1924’te, kurulan Zonguldak Maden Mühendis Mekteb-i Âlisi Müdürü Refik Fenmen, 1935’te yayımladığı “Türkiye’nin Elektrifikasyonu” adlı kitapta, Zonguldak’ta kömür yıkama ünitelerinden çıkan ve ticari değeri olmayan kömür tozları yakılarak elektrik üretilebileceğini ileri sürdü. Hükümet 1938’de düşük kalorili bu atıklardan elektrik üretecek bir santralin kurulması kararını aldı. 1940’ta bir İngiliz firması ile yapılan anlaşma 2. Dünya Savaşı nedeniyle bozulunca ikinci ihale ancak 1946’da yapılabildi. 10 Temmuz 1946’da Türkiye’nin Silahtarağa’dan sonra ikinci, Cumhuriyet döneminin ilk termik santrali olarak yapımına başlanan Işıkveren Santralinin ilk üniteleri 1948’de hizmete başladı.

TÜRKİYE’Yİ SANAYİLEŞTİRDİ, ENTERKONNEKTE SİSTEMİN KURULMASINI SAĞLADI

Yapılan yeni yatırımlarla Türkiye’nin 2. büyük enerji tesisi olarak uzun yıllar ülkeye hizmet eden Işıkveren, 1991 yılında ekonomik ömrünü tamamladığı gerekçesiyle devre dışı kaldı. Marshall yardımıyla enerji nakil hattının tamamlanması üzerine İstanbul, Kocaeli ve Sakarya başta olmak üzere, ülke ekonomisinin itici gücü olan Marmara Bölgesi’nin o zamanki elektrik ihtiyacını karşılayan santral, Türkiye’nin sanayileşmesi gibi enterkonnekte sistemin de kurulmasını sağladı. Zonguldak’ın sosyal tarihinde de yeri olan santral, başta İran Şahı Rıza Pehlevi ve eşi Prenses Süreyya olmak üzere yurtdışından gelen pek çok konuğa, “Gelişen, sanayileşen Türkiye’nin modern yüzü” olarak tanıtıldı. Zonguldak Kültür ve Eğitim Vakfı (ZOKEV) iç donanımı hurda olarak satılan santralin halen ayakta olan binasının koruma altına alınması için Karabük Kültür Varlıklarını Koruma Bölge Kuruluna başvurdu. 

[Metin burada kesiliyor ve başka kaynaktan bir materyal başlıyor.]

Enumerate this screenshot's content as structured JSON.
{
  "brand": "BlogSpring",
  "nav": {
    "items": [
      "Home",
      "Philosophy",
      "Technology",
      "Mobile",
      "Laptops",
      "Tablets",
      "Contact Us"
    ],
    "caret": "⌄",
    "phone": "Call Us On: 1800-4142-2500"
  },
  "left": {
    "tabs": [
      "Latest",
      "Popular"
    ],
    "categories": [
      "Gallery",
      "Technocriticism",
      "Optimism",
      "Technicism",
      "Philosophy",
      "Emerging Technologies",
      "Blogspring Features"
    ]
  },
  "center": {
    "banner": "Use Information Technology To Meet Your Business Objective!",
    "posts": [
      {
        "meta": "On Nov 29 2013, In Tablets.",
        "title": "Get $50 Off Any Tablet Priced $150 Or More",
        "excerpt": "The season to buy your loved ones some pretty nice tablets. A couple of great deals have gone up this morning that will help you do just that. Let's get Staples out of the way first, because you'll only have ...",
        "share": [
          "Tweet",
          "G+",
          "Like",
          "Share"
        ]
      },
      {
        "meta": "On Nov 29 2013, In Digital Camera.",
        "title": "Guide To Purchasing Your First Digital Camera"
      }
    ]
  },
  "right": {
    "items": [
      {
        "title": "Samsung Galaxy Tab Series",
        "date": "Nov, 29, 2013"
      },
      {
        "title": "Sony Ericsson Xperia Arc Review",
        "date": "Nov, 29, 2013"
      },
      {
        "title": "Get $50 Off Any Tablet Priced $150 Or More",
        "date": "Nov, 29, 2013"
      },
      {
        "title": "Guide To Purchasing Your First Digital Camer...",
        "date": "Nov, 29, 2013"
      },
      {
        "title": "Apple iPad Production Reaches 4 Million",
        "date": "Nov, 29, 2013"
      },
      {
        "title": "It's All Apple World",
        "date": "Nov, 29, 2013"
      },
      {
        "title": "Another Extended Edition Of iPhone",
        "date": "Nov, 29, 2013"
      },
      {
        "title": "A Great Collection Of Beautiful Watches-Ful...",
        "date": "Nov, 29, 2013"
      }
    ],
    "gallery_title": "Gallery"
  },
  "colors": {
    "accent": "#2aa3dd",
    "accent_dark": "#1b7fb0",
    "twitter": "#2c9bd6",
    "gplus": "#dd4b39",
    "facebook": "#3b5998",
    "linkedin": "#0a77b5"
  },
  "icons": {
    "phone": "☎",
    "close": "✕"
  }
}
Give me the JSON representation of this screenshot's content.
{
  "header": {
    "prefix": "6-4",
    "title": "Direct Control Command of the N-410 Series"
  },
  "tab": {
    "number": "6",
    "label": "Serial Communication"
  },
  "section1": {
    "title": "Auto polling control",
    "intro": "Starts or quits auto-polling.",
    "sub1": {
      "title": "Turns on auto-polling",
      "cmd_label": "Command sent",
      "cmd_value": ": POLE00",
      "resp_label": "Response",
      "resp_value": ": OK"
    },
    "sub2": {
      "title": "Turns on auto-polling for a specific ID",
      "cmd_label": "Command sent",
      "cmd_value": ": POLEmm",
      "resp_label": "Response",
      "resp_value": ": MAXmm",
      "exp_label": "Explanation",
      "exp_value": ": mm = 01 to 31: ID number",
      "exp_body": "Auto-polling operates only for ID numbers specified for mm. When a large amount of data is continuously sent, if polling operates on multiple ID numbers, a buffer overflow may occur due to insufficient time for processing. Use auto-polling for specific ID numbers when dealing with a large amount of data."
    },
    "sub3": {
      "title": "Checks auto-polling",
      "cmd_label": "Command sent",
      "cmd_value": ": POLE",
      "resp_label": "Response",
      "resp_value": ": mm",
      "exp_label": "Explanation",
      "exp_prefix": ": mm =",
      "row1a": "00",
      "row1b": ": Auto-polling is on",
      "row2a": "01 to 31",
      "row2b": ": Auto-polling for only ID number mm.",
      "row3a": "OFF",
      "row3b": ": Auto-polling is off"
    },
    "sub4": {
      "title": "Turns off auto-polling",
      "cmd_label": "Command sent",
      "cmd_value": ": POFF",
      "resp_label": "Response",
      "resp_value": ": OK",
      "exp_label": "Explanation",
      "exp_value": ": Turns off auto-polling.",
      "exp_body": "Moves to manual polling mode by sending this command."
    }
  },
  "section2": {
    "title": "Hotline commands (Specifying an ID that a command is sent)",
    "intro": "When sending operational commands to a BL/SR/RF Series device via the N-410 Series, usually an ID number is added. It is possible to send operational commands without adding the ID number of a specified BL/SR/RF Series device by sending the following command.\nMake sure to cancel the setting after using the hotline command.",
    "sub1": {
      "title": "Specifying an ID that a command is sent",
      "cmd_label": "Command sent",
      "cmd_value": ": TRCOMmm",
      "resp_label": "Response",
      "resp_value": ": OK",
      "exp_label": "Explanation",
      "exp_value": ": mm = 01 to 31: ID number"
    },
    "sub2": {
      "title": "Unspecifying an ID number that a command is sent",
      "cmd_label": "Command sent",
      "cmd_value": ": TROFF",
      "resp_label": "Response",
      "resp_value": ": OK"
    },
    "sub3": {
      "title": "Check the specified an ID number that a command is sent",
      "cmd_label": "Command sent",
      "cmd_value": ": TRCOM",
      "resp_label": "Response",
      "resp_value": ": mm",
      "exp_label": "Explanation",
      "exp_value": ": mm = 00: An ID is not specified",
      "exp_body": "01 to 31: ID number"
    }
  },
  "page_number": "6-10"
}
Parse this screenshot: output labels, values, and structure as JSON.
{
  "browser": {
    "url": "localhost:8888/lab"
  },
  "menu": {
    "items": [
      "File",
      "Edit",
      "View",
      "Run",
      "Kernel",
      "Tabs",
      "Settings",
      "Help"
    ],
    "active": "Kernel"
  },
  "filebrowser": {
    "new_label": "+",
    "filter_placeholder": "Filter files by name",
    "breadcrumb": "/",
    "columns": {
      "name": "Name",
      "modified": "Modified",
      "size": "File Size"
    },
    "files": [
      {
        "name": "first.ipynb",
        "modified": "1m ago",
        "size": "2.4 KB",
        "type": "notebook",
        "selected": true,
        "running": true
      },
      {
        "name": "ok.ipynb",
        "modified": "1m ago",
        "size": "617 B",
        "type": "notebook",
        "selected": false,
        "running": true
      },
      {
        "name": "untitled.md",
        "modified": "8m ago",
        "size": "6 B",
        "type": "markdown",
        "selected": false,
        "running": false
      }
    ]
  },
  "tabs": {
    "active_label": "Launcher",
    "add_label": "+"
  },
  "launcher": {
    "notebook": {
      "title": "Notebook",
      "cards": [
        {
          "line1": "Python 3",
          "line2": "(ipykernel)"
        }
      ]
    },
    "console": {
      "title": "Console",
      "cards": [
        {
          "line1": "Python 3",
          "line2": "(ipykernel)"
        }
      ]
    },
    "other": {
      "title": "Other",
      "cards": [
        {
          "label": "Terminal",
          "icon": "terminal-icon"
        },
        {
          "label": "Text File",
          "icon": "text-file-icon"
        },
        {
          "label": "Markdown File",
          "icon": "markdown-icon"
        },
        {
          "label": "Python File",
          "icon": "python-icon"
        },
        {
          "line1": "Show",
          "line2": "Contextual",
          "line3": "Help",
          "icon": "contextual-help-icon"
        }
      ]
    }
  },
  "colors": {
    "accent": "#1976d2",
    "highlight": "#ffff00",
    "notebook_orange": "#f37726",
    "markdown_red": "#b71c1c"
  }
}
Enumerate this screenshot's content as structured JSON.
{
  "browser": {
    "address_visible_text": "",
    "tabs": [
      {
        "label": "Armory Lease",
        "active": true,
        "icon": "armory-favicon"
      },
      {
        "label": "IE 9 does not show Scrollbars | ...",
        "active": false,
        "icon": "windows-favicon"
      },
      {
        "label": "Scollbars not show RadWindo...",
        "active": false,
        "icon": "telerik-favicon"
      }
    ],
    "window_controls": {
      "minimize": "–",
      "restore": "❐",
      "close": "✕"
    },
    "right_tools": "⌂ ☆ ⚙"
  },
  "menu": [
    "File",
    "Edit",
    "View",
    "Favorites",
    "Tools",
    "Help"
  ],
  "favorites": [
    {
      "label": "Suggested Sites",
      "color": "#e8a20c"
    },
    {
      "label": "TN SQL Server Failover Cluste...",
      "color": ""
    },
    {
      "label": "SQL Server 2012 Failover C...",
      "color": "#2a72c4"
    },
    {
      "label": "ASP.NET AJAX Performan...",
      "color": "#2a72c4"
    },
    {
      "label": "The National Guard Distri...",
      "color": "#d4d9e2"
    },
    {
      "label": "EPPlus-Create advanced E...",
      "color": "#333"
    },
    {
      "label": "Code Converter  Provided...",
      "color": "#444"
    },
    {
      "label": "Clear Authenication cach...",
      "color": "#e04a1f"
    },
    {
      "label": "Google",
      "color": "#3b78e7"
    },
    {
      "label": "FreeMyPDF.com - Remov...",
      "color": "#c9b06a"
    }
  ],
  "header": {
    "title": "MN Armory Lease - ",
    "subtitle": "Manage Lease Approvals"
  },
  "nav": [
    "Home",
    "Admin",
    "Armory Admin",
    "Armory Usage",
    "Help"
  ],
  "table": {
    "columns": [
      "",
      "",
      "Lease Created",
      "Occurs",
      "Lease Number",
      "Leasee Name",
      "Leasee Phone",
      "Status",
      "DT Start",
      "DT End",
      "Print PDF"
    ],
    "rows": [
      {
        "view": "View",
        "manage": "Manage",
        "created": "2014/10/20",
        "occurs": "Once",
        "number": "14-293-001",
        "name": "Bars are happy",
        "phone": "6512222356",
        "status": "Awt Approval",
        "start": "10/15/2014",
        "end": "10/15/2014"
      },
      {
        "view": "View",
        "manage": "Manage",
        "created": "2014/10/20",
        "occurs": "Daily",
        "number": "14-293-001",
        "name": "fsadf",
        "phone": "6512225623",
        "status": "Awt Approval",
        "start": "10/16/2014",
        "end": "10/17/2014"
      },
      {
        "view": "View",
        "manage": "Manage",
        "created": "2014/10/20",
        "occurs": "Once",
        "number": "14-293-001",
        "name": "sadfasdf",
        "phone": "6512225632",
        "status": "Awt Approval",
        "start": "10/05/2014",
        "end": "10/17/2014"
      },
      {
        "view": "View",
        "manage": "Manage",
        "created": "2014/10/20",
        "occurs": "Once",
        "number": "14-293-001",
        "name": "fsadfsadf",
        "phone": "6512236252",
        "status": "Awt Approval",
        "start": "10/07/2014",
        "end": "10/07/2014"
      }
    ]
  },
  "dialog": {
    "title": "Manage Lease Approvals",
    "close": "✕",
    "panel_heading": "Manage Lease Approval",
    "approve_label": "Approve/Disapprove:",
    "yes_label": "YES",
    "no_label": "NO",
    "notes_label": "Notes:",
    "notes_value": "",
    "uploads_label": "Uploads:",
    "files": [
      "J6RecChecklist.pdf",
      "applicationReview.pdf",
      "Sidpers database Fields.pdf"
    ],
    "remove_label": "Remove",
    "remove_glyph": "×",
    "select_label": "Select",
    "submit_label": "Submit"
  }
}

SKANDAL KARAR GÖRE SADECE İKİ BACASI KORUNACAK

Başvuruyu 9 Haziran’da görüşen Kurul aldığı 6743 numaralı kararla, “Süreç içinde iç mekânda yapılan fiziki müdahalelerden ötürü mimari özgünlüğünü yitirdiği” ve “Kullanım dışı olması nedeniyle taşıyıcı sisteminde doğal iklim koşullarına maruz kalan yapının mevcut durumunun can ve mal güvenliği açısından tehlike oluşturduğu” gerekçesiyle başvuruyu reddetti. Kurul ayrıca aldığı kararla 2 adet baca yapısının kültür varlığı olarak tescili için işlemleri başlattı. Konuya yakın kaynaklar alınan kararın resmen bire skandal olduğunu söylerken, “Şayet bu santral korunmayacaksa başka ne koruyacak? Kurul Zonguldak’ın tüm endüstri varlığını resmen yok ediyor. Zonguldak’ın tarihinde derin izleri bulunan ve Türkiye’nin tarım toplumundan sanayi toplumuna geçişinin simgesi olmuş, mimari açıdan da son derece güzel bir yapı göz göre göre yıkıma terk ediliyor. Kente resmen kötülük yapılıyor” diyor.